- The short — allocation principles
- Capacity slices & queue mechanics (illustrative)
- Eligibility: startups vs academia
- What to prep: data, model, ops
- Usage rules & reporting
- FAQ
The short
- Priorities: Safety-critical research, national-language models, and public-good datasets tend to score higher.
- Fairness: Expect capped hourly quotas, time-sliced access, and queue resets to prevent “hogging”.
- Readiness: Projects with reproducible pipelines, strong data governance, and co-funding signals move faster.
Capacity slices & queue mechanics (illustrative)
| Pool | Share of capacity | Max per project | Scheduling | Notes |
|---|---|---|---|---|
| Academia & public research | ~40–50% | Up to N GPUs for T weeks | Time-sliced, pre-emptible | Priority for open outputs |
| Startups (seed–Series B) | ~30–40% | Up to M GPUs for S weeks | Milestone-based extensions | Proof of progress required |
| Strategic/mission projects | ~10–20% | As assigned | Dedicated partitions | High-availability SLAs |
Reality check Actual splits depend on cohort demand and infra roll-out; treat these as planning guides.

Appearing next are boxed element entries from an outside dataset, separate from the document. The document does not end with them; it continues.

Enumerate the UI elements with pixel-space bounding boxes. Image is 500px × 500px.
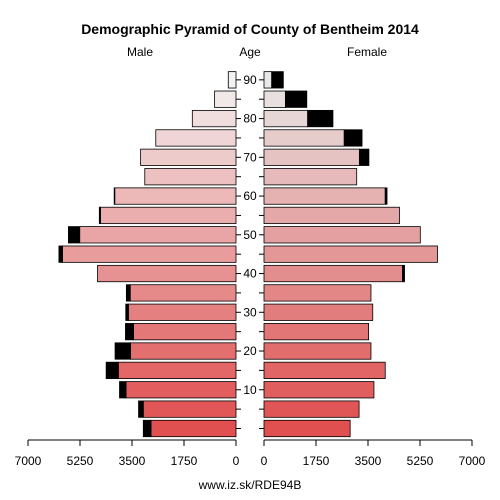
male-surplus-bar-25-29 xyxy=(125,323,134,341)
male-bar-75-79 xyxy=(155,129,237,147)
female-surplus-bar-80-84 xyxy=(307,109,334,128)
male-bar-40-44 xyxy=(97,264,237,283)
male-label: Male xyxy=(127,45,153,59)
age-tick-label: 10 xyxy=(243,383,257,397)
male-bar-80-84 xyxy=(191,109,237,128)
male-surplus-bar-55-59 xyxy=(98,206,101,225)
male-bar-35-39 xyxy=(129,284,237,302)
male-bar-50-54 xyxy=(79,226,237,244)
female-bar-60-64 xyxy=(263,187,386,205)
male-bar-60-64 xyxy=(114,187,237,205)
female-surplus-bar-90+ xyxy=(271,71,284,89)
male-surplus-bar-50-54 xyxy=(68,226,81,244)
female-x-tick-label: 5250 xyxy=(407,454,434,468)
male-bar-15-19 xyxy=(117,361,237,379)
age-tick-label: 50 xyxy=(243,228,257,242)
male-surplus-bar-5-9 xyxy=(138,400,144,418)
male-bar-10-14 xyxy=(125,381,237,399)
age-tick-label: 60 xyxy=(243,189,257,203)
female-bar-45-49 xyxy=(263,245,438,263)
female-bar-20-24 xyxy=(263,342,372,360)
male-surplus-bar-30-34 xyxy=(125,303,129,321)
male-bar-65-69 xyxy=(144,168,237,186)
male-x-tick-label: 7000 xyxy=(15,454,42,468)
male-surplus-bar-20-24 xyxy=(114,342,131,360)
female-bar-10-14 xyxy=(263,381,375,399)
male-bar-85-89 xyxy=(214,90,237,108)
male-bar-25-29 xyxy=(133,323,237,341)
female-bar-80-84 xyxy=(263,109,309,128)
age-tick-label: 20 xyxy=(243,344,257,358)
female-x-tick-label: 3500 xyxy=(355,454,382,468)
male-x-tick-label: 3500 xyxy=(119,454,146,468)
female-bar-85-89 xyxy=(263,90,286,108)
female-label: Female xyxy=(347,45,387,59)
male-surplus-bar-45-49 xyxy=(58,245,63,263)
female-surplus-bar-40-44 xyxy=(402,264,405,283)
female-x-tick-label: 1750 xyxy=(303,454,330,468)
female-surplus-bar-60-64 xyxy=(384,187,388,205)
female-bar-30-34 xyxy=(263,303,374,321)
age-tick-label: 40 xyxy=(243,267,257,281)
male-bar-55-59 xyxy=(100,206,237,225)
age-tick-label: 90 xyxy=(243,73,257,87)
female-surplus-bar-85-89 xyxy=(284,90,308,108)
male-bar-0-4 xyxy=(150,419,237,438)
male-x-tick-label: 0 xyxy=(233,454,240,468)
male-bar-90+ xyxy=(227,71,237,89)
male-surplus-bar-35-39 xyxy=(125,284,131,302)
female-bar-15-19 xyxy=(263,361,386,379)
female-bar-50-54 xyxy=(263,226,421,244)
male-bar-45-49 xyxy=(62,245,237,263)
female-bar-55-59 xyxy=(263,206,400,225)
chart-title: Demographic Pyramid of County of Benthei… xyxy=(81,21,419,37)
female-x-tick-label: 0 xyxy=(261,454,268,468)
female-bar-0-4 xyxy=(263,419,351,438)
source-label: www.iz.sk/RDE94B xyxy=(198,478,302,492)
age-tick-label: 30 xyxy=(243,305,257,319)
male-surplus-bar-15-19 xyxy=(105,361,119,379)
male-bar-5-9 xyxy=(142,400,237,418)
female-bar-5-9 xyxy=(263,400,360,418)
male-bar-20-24 xyxy=(130,342,237,360)
age-tick-label: 70 xyxy=(243,150,257,164)
male-surplus-bar-0-4 xyxy=(142,419,152,438)
female-bar-65-69 xyxy=(263,168,358,186)
female-bar-40-44 xyxy=(263,264,403,283)
female-bar-25-29 xyxy=(263,323,369,341)
female-bar-75-79 xyxy=(263,129,345,147)
age-tick-label: 80 xyxy=(243,112,257,126)
female-x-tick-label: 7000 xyxy=(459,454,486,468)
axes-layer: 10 20 30 40 50 60 70 80 90 7000 5250 3500 1750 0 0 1750… xyxy=(15,73,486,468)
age-label: Age xyxy=(239,45,261,59)
female-bar-35-39 xyxy=(263,284,372,302)
male-surplus-bar-60-64 xyxy=(113,187,116,205)
female-surplus-bar-75-79 xyxy=(343,129,363,147)
male-surplus-bar-10-14 xyxy=(119,381,127,399)
female-bar-90+ xyxy=(263,71,273,89)
female-surplus-bar-70-74 xyxy=(358,148,370,166)
female-bar-70-74 xyxy=(263,148,360,166)
male-bar-30-34 xyxy=(128,303,237,321)
male-bar-70-74 xyxy=(140,148,237,166)
male-x-tick-label: 5250 xyxy=(67,454,94,468)
male-x-tick-label: 1750 xyxy=(171,454,198,468)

Eligibility — startups vs academia
Startups
- Incorporated in India; compliant tax/ROC status.
- Working MVP or active training plan; reproducible codebase.
- Data rights demonstrably clear; consented sources where required.
Academia
- Recognized institution/PI with IRB/ethics approval where applicable.
- Open publication or open-weight commitments improve priority.
- Data-sharing and artifact release plans preferred.
What to prep (checklists)
Data & governance
- Data provenance document; licenses/consents mapped.
- PII handling plan (masking, minimization, retention).
- Bias audit plan and evaluation matrix.
Model & training
- Compute budget: tokens, batch sizes, total GPU-hours.
- Checkpoint schedule; early-stop criteria to save cycles.
- Reproducible Docker images; dependency lockfiles.
Ops & security
- Access controls (MFA), key rotation, secrets vault.
- Logging & monitoring for usage and anomalies.
- Incident-response runbook; rollback plans.
Usage rules & reporting (typical)
- Time-sliced queues; idle jobs pre-empted after grace windows.
- Monthly MIS: GPU-hours, training runs, validation metrics.
- Attribution norms for publications or public demos built on pooled compute.
FAQ
- Can we bring our own data? Yes—ensure rights/consents and security posture are documented.
- Is inference allowed? Typically yes, within quotas; training tends to be prioritized.
- What boosts our odds? Clear public value, rigorous governance, and realistic compute budgets.